Crise “sociétale”, crise de la démocratie
- Il faut encore relever – et c’est peut-être le plus sérieux – un clivage assurément fâcheux non seulement entre les élites massivement pro-européennes des grandes villes (parce qu’elles profitent de la “globalisation”) et les moins favorisés des petites villes et des villages moins ouverts sur le monde, mais aussi entre les juniors et les seniors : les 18-34 ans ont voté à 65% pour rester et les plus de 65 ans dans la même proportion pour sortir. La victoire du Brexit illustre alors deux faits préoccupants : un vieillissement démographique et une difficulté des jeunes (qui ont moins voté) à discerner les enjeux et leurs responsabilités.
- Il y a enfin un problème qui, de même que le précédent, n’est pas propre au Royaume-Uni mais s’y manifeste en ce moment avec une acuité pénalisante : la tension entre démocratie directe (par référendum sur une seule question) et démocratie indirecte (élective et parlementaire, déléguant le pouvoir pour une politique d’ensemble). Il est clair que la consultation populaire sur des points précis n’est à peu près viable (sans trop de contradictions) que si elle devient une routine. C’est ce que l’on voit en Suisse. Mais c’est un système qui fonctionne moins bien dans certains états américains (par exemple la Californie). De l’autre côté, les décisions des élus vont parfois à l’encontre du sentiment populaire (ce fut le cas en France lors du “mariage pour tous”), voire de ceux-là mêmes qui ont voté pour eux (par exemple, chez nous aujourd’hui, à propos de la “loi travail”).
Que dire ?
Dans une telle situation, les chrétiens ont au moins trois choses à dire.
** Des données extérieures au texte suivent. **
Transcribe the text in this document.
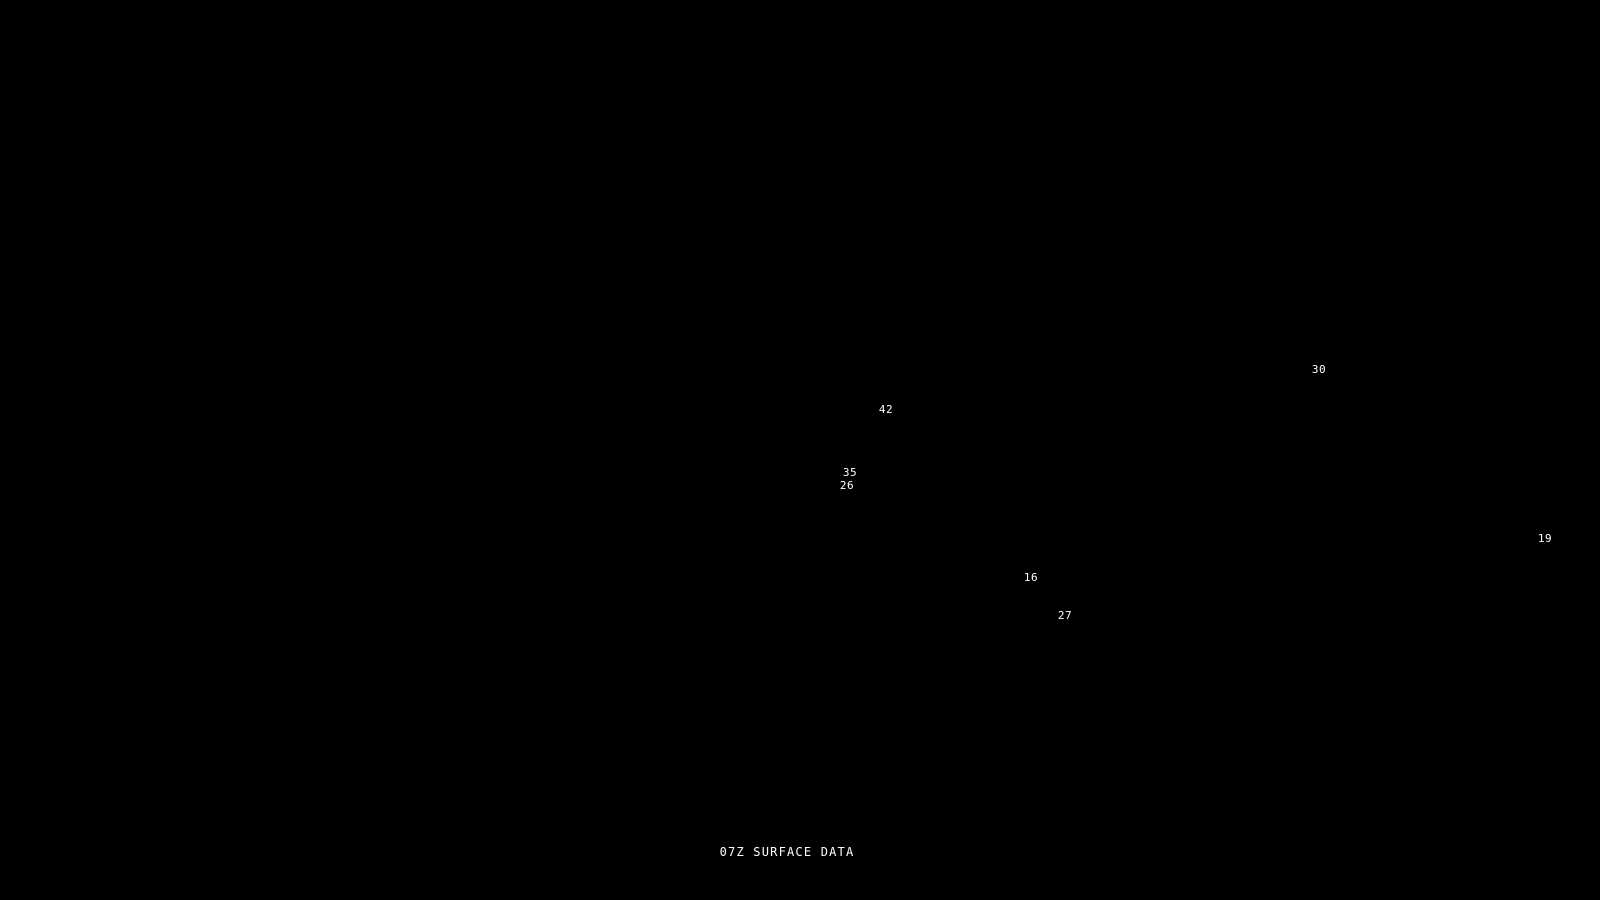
30
42
35
26
19
16
27
07Z SURFACE DATA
- La démocratie est en danger de s’abolir elle-même si les décisions sont prises sur des critères étriqués, essentiellement économiques (en vertu d’une “science” loin d’être infaillible) et/ou passionnels (en un temps où l’opinion se manipule efficacement). Il n’y a pas de démocratie sans rationalité régie non par le simplisme arithmétique, mais par le sens du bien commun et par l’éthique qui le sous-tend.
- La démocratie n’est pas un moyen comme un autre (et seulement plus commode actuellement) d’attribuer un pouvoir absolu, mais requiert un respect mutuel entre la majorité et la minorité également précaires qui sont constituées par l’alternative proposée dans un contexte particulier. C’est-à-dire qu’une fois la décision prise selon les normes convenues, la minorité doit s’incliner et la majorité doit continuer d’écouter ses critiques. Il n’y a pas de démocratie sans débat avant et après le verdict des urnes.
- La démocratie n’établit pas de “vérité” et repose sur ce qu’il faut bien appeler des « vertus » (plutôt que des « valeurs ») aux racines bien plus profondes que les intérêts immédiats. Ce sont ces vertus, pratiquées à la fin de l’Antiquité par les fils de saint Benoît, qui ont peu à peu civilisé les envahisseurs barbares et construit l’Europe. Elles tiennent en deux injonctions d’un seul mot chacune : Ora et labora. Autrement dit (pour commencer par la seconde) : “Travaille”, non pour survivre, mais pour accueillir et donner du travail. Mais d’abord : “Prie”, ce qui ne signifie pas platement réciter des formules, mais s’ouvrir à ce qui donne des raisons de vivre et le partager. Ce programme n’a pas pris une ride.